Le ministère public n’est pas assujetti au régime d’examen des dossiers lorsqu’il cherche à faire admettre des dossiers privés relatifs à une plaignante.
[73] Le paragraphe 278.92(1) indique que le régime d’examen des dossiers est censé s’appliquer aux dossiers qui sont en la possession de l’accusé ou sous son contrôle, et que celui‑ci se dispose à présenter en preuve. En conséquence, le ministère public n’est pas assujetti au régime d’examen des dossiers lorsqu’il cherche à faire admettre des dossiers privés relatifs à une plaignante.

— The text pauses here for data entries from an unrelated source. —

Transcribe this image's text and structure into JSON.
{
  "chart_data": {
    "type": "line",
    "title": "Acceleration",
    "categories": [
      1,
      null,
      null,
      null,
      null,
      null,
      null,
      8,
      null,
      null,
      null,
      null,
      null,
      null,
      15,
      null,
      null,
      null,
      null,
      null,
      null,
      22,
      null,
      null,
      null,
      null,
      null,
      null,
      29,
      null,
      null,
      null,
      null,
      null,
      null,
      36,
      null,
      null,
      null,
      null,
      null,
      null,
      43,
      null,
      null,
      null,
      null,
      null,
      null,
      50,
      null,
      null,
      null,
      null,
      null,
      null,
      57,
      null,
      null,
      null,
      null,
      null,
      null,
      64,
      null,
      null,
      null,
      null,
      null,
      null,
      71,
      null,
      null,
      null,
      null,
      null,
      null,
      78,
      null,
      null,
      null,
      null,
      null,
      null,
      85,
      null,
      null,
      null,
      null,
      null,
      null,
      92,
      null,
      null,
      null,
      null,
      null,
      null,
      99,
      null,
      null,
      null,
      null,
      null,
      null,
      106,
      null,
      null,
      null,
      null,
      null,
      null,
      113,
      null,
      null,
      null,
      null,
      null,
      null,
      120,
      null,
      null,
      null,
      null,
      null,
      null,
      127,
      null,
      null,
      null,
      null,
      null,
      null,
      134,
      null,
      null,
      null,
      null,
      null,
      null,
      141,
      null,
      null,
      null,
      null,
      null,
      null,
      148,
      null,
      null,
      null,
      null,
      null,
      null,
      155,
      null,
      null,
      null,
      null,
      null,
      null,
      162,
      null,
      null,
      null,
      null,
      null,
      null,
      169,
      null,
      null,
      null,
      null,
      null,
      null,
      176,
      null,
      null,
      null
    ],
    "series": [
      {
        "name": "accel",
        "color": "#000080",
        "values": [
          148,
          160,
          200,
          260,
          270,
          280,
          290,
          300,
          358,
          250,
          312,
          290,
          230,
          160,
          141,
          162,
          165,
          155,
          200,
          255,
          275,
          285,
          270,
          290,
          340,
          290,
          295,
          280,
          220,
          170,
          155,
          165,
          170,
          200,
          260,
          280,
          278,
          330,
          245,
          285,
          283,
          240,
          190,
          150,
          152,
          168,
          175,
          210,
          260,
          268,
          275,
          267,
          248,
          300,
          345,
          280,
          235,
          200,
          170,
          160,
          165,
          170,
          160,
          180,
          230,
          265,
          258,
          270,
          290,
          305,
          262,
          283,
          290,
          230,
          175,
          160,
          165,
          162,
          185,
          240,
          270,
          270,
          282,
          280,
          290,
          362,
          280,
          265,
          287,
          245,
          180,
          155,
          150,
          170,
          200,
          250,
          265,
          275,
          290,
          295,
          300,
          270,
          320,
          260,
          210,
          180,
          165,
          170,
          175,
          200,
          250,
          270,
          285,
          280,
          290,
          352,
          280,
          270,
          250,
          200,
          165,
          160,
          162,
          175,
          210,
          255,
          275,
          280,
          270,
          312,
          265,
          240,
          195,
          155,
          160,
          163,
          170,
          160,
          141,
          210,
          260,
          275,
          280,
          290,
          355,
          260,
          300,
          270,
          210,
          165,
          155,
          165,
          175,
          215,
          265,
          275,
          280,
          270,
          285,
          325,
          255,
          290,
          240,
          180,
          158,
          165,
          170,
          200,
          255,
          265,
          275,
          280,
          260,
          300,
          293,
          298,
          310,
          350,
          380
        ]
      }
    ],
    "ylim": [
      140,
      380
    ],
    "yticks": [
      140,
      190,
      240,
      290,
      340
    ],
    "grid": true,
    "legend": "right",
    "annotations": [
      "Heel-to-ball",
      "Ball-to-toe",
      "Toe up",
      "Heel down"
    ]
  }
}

Si le Parlement avait voulu que le ministère public soit assujetti au régime, il l’aurait indiqué dans le texte des art. 278.92 à 278.94.
[74] En arrivant à cette conclusion, nous reconnaissons que dans l’arrêt R. c. Barton, 2019 CSC 33, [2019] 2 R.C.S. 579, la Cour a conclu que le par. 276(1) s’applique au ministère public compte tenu des principes de common law énoncés dans l’arrêt Seaboyer, même si le par. 276(2) ne se rapporte qu’à l’accusé (par. 80; voir aussi R. c. R.V., 2019 CSC 41, [2019] 3 R.C.S. 237, par. 78; R. c. Goldfinch, 2019 CSC 38, [2019] 3 R.C.S. 3, par. 142). Toutefois, le Parlement a signalé son intention que le ministère public soit lié par le texte du par. 276(1). Comme il est expliqué dans l’arrêt Barton, le texte du par. 276(1), « qui confirme le manque de pertinence des “deux mythes”, est catégorique de par sa nature et s’applique indépendamment de la partie qui présente la preuve concernant le comportement sexuel antérieur » (par. 80). En conséquence, dans le contexte de la preuve relevant de l’art. 276, le ministère public demeure tenu de présenter la demande équivalente en common law (communément appelée une demande de type Seaboyer) lorsqu’il cherche à présenter une preuve concernant le comportement sexuel antérieur d’une plaignante. Il n’y a rien d’analogue au par. 276(1) dans le régime d’examen des dossiers pour les dossiers privés — dans toutes les dispositions se rapportant au régime, le texte ne renvoie qu’à l’accusé. Contrairement au contexte de l’art. 276, le ministère public n’est pas tenu de présenter une demande d’examen pour les dossiers privés qu’il cherche à produire en preuve.
[75] Notre collègue le juge Brown déplore le fait que le régime d’examen des dossiers s’applique seulement à l’accusé et non au ministère public, dans le cas où le ministère public veut présenter en preuve les mêmes dossiers. Indépendamment du texte législatif, qui est clair sur la question, l’équité du procès « n’exig[e] pas que l’avocat de la défense bénéficie exactement des mêmes privilèges et de la même procédure que le ministère public » (Quesnelle, par. 64, citant Mills, par. 111). À notre avis, tel est le cas en l’espèce. Ces procédures prévues par la loi ne s’appliquent pas au ministère public.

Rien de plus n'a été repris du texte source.